"It's my hobby"
"You need a hobby"
"What hobbies do you have?"
Say it real fast five times in a row and you'll find yourself smiling.
So while we're all minimizing our physical social intercourse (yeah, I know, some of my intellectual development never progressed past tenth grade), I'm more interested than ever in hobbies.
I don't believe that I have any hobbies. Having a hobby implies a sustained emotional balance, i.e. doing something for the joy of immersing oneself in the experience (sustained boredom for me). Collecting stamps would be an example of a hobby. Sitting there in the evening, wearing a woolen vest, in a musty corner of your creaky old house at your roll top desk with a single light on the desk, holding up a square inch of some semi-rare collectible with a pair of tweezers, peering through your bifocals AND a magnifying glass and grunting in contentment at this particular bit of philatelic minutiae.
No disrespect if this is your happy place, but I decline.
Back in the day, Cub fans had a Hobbie. |
Part of the reason for my emotional rejection of this type of engagement is the obsessive side of my personality. Should you ask mi esposa, she would likely say that is a side that encompasses about 97% of me. I gotta mostly do stuff that has winners and losers and boo-yah! moments.
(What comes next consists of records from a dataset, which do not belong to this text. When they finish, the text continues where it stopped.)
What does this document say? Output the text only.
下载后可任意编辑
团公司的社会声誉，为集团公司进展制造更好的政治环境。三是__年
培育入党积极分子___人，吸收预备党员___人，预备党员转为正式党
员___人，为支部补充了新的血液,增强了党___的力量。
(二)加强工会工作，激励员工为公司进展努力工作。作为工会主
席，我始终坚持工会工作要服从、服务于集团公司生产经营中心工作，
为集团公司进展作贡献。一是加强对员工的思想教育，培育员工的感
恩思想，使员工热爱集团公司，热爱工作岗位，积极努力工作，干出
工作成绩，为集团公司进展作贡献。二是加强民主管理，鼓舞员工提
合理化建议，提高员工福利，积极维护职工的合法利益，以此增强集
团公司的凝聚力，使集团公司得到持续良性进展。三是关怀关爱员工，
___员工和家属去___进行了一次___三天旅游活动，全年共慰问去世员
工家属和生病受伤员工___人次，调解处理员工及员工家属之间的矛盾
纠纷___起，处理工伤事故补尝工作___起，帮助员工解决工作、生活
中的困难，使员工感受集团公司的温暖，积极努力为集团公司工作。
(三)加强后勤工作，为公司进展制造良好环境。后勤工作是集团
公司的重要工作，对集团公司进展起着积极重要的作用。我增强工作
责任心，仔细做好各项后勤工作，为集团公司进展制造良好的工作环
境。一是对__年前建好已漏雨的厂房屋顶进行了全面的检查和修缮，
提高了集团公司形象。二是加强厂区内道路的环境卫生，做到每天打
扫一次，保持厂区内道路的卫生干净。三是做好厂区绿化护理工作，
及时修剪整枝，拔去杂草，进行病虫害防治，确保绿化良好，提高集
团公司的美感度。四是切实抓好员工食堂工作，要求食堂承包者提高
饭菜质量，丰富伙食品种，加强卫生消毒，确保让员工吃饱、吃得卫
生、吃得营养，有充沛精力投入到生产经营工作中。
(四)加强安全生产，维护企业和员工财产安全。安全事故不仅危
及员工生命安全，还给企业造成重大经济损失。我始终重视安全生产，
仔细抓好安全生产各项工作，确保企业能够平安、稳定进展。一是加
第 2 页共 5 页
Things that evoke passion and emotion, hitting the adrenalin button.
I can hit total Lite-osity (the marketing guys at Miller Beer created that term a zillion years ago, just for me, I think) by doing the passion zoomy stuff and then backsliding, thereby getting to that level of mindfulness that Stamp Man above reached by staring at his little philatelic ornament, except my route was actually fun.
BTW, I think numismatics is a cousin of philately. Just sayin'.
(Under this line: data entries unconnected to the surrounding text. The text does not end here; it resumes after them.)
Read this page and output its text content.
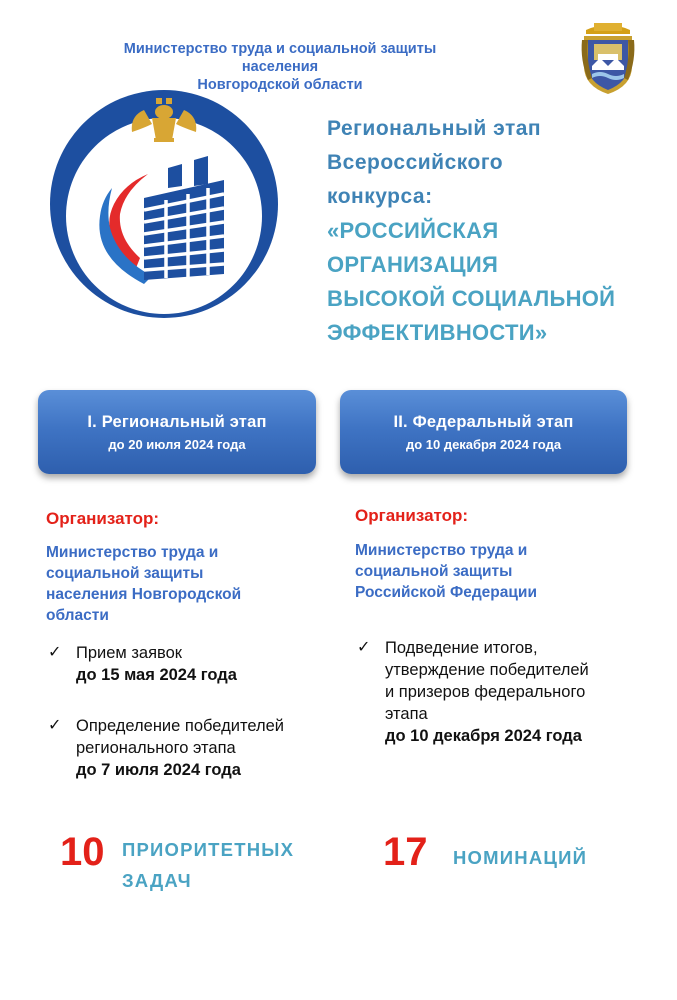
Министерство труда и социальной защиты населения
Новгородской области
Региональный этап
Всероссийского
конкурса:
«РОССИЙСКАЯ
ОРГАНИЗАЦИЯ
ВЫСОКОЙ СОЦИАЛЬНОЙ
ЭФФЕКТИВНОСТИ»
I. Региональный этап
до 20 июля 2024 года
II. Федеральный этап
до 10 декабря 2024 года
Организатор:
Министерство труда и
социальной защиты
населения Новгородской
области
✓ Прием заявок
до 15 мая 2024 года
✓ Определение победителей
регионального этапа
до 7 июля 2024 года
Организатор:
Министерство труда и
социальной защиты
Российской Федерации
✓ Подведение итогов,
утверждение победителей
и призеров федерального
этапа
до 10 декабря 2024 года
10 ПРИОРИТЕТНЫХ
ЗАДАЧ
17 НОМИНАЦИЙ
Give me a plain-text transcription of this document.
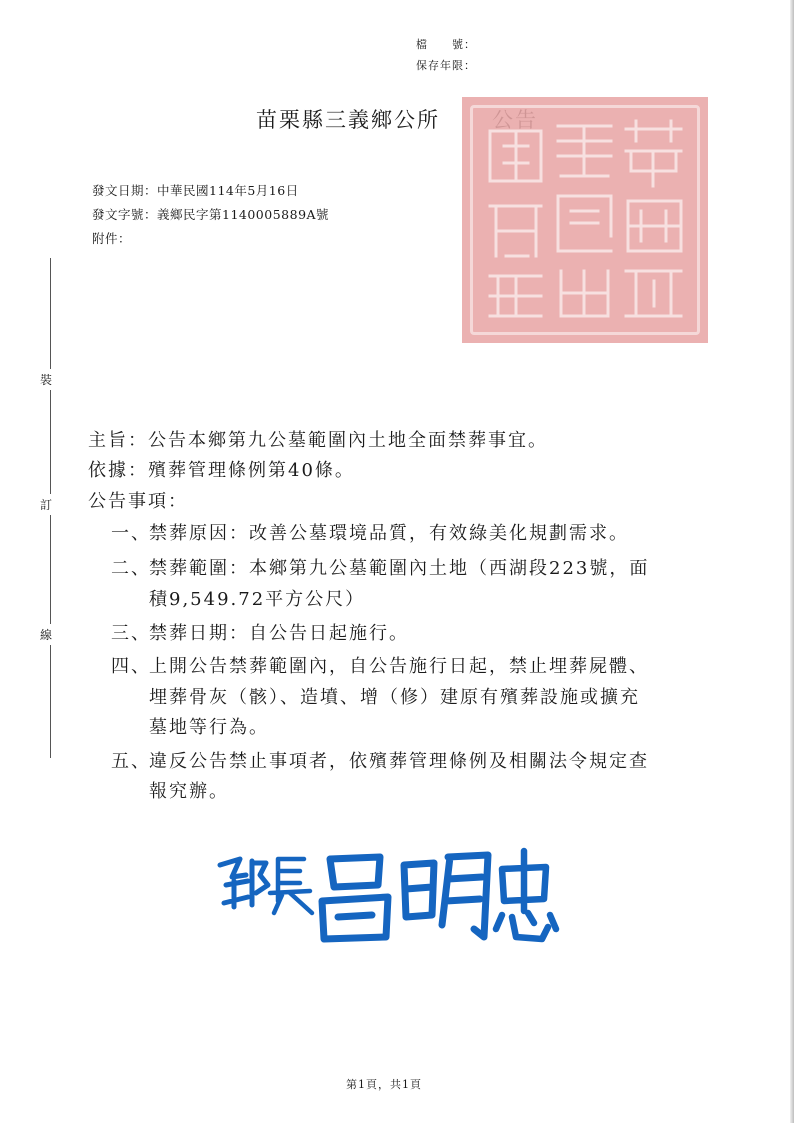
檔　　號：
保存年限：
苗栗縣三義鄉公所
發文日期：中華民國114年5月16日
發文字號：義鄉民字第1140005889A號
附件：
裝
訂
線
主旨：公告本鄉第九公墓範圍內土地全面禁葬事宜。
依據：殯葬管理條例第40條。
公告事項：
一、
禁葬原因：改善公墓環境品質，有效綠美化規劃需求。
二、
禁葬範圍：本鄉第九公墓範圍內土地（西湖段223號，面
積9,549.72平方公尺）
三、
禁葬日期：自公告日起施行。
四、
上開公告禁葬範圍內，自公告施行日起，禁止埋葬屍體、
埋葬骨灰（骸）、造墳、增（修）建原有殯葬設施或擴充
墓地等行為。
五、
違反公告禁止事項者，依殯葬管理條例及相關法令規定查
報究辦。
第1頁，共1頁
Back at hobbies, upon further review, I may have several, I guess, though they've had to pass through the obsession phase and then settle back...I need to ponder this some more. This part of the discussion is the gateway to the payoff topic, watching TV during lockdown.
My imagination tends to take control of reality on a pretty regular basis. I think that skews me toward being eclectic. Mi esposa suggests that it makes me a nut.
Cruel woman...
These worlds converge when my long standing hobby -- being a hypochondriac -- gets supercharged by the onslaught of TV presentations. I learned the hard way, some years ago, just how traumatic the journey (everyone has "a journey" these days) can be when we would watch "House", the TV series about the Sherlock Holmes of infectious diseases starring Hugh Laurie. We'd turn that on and by the end of the show I would be suffering from the symptoms of that week's guest disease, including genetic disorders, chemically induced side effects, all kinds of crazy stuff. Cruel woman would usually ride to the rescue with a less-than-gentle interlude to her head shaking and derisive laughter, interjecting "you're nuts, I'm going to bed" as her unique and tender way of bringing me back on course.
In light of that ersatz medical history, I have been limiting my COVID-19 updates. Maybe 'll catch up when they issue a commemorative stamp.